If you’re interested in learning more about our product development behind the scenes, this post is for you. Today, we’ll share the inside story of “why we built it” for Solution Designer & AIP Architect. This is hopefully the first of a new series of posts.
Palantir’s platforms can be intimidating for beginners because of the sheer range of use cases that can be built in them, the pathways for both no-code and pro-code, and the sometimes unorthodox mental models with which they were designed. (More can be written on that!)
One of the most common challenges we were hearing from users new to the platform is “how do I build use case X in Foundry?”. Knowing how to leverage the right components for the problem at hand is something our FDEs are well-versed in, but takes practice for new users to learn:
- There are an endless number of pathways to take in Foundry, that cannot just be put on a decision chart.

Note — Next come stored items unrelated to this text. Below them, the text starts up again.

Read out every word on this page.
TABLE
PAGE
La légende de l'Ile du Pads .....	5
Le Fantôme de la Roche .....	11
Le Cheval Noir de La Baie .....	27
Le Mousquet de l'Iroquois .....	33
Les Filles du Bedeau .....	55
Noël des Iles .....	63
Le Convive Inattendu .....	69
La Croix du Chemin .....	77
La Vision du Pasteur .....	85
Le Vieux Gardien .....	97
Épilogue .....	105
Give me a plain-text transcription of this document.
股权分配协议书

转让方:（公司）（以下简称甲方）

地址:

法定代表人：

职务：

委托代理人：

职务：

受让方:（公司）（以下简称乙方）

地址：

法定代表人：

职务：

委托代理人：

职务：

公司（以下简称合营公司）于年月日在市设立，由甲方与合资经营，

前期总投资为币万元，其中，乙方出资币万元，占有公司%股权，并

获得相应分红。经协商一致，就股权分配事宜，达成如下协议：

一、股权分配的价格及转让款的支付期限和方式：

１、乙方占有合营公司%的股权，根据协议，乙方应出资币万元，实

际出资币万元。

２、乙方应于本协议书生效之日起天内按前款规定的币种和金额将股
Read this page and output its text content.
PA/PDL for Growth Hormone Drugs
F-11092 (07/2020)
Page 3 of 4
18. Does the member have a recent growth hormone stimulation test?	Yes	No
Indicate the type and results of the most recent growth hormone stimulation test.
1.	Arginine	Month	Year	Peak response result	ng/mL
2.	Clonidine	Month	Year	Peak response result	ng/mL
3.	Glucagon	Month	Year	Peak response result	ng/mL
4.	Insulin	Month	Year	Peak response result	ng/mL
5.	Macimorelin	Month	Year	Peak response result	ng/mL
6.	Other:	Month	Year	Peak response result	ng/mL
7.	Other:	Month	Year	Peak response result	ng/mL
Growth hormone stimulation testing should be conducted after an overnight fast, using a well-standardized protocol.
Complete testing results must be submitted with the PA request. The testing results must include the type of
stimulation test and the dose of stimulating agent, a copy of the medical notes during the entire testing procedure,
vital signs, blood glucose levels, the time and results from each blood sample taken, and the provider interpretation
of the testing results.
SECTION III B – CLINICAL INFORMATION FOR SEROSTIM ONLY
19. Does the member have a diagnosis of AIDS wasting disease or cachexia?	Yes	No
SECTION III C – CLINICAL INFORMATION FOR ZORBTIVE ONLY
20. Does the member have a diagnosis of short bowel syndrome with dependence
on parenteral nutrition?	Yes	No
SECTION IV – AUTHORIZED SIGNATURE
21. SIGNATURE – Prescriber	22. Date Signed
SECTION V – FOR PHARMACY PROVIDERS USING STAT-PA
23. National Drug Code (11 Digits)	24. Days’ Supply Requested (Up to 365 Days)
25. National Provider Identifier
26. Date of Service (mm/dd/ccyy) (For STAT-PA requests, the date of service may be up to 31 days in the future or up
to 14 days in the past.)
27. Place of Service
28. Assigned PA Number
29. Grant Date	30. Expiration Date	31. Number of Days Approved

Details of what you’ll need (e.g. build frequency, incrementality, types of data, when compute happens) do matter.
- You shouldn’t have to read up about all the concepts (ontology? actions? functions?) in advance before you can get started.
- You shouldn’t need to know how different Foundry concepts interact and complement each other (that health checks are applied to datasets, actions can be backed by functions, and so on).
The Solution Designer application was built to solve this problem: leverage a library of components and implementation patterns to compose a solution architecture, in an easy graph interface. It was started, like many of our products, by a few FDEs who ran into the same problem over and over: seeing engineers trying to whiteboard solutions, but not speaking the same language as the Foundry platform (or each other). While whiteboards afford endless flexibility, they also invite a little too much hand-waving, and you don’t necessarily come out with a clean design or mutual understanding. They decided that Foundry should have its own whiteboard, and that the whiteboard should know what’s possible! As one does at Palantir, they built it and started testing it with users.
Solution Designer is used daily by hundreds of users now: by developers to explain their ideas or implementations, PMs to write project proposals, and architects to explain the high-level architecture of solutions. We’ve seen that it helps people grasp what is or will be built much faster, weigh alternatives and validate that Foundry can provide a working solution to a given problem, before actually building it.
More recently, we saw an opportunity for making it even easier to learn Foundry concepts and methodology. AIP Architect is a new capability within Solution Designer that uses LLMs as translators to help you get started. The idea is to give developers an AI thought partner that already knows all Foundry concepts to think through the problem space, ask targeted questions and point them in the right direction. It is still in beta so you may not have heard of it before, but it’s available to anyone!(*)
Have you tried it? Did it actually help you get a new use case off the ground? How and when would you like to use it? Please comment below. We’d love to hear feedback, additional questions and see examples of the graphs you’re most proud of!
To finish off, we’ll answer a few frequently asked questions…
What has surprised you the most? We have people coming to us with Solution Designer diagrams all the time, to ask for feedback. And they’re often really impressive, with dozens or hundreds of nodes and annotations! We expected that it would be most useful to brand new users, and that the more repetitions users get at pre-designing a solution, the less they’d need Solution Designer. However, it appears that even very advanced users like it as a way of validating their thinking or just pitching it to a colleague.
What’s a cool feature I might not know about? Did you know you can import diagrams from Monocle? If you want to evolve an existing use case, you can import it from your existing implementation and edit it in Solution Designer to plan out your changes.
What features are you thinking about doing next? We did some experimentation with including upstream systems or external building blocks into diagrams, to expand the architecture beyond just Foundry, though we’re not sure yet if we’ll invest further in this. If you have strong demand for this, please let us know in the comments.
Note: you need AIP and GPT-4o turned on in order to use AIP Architect.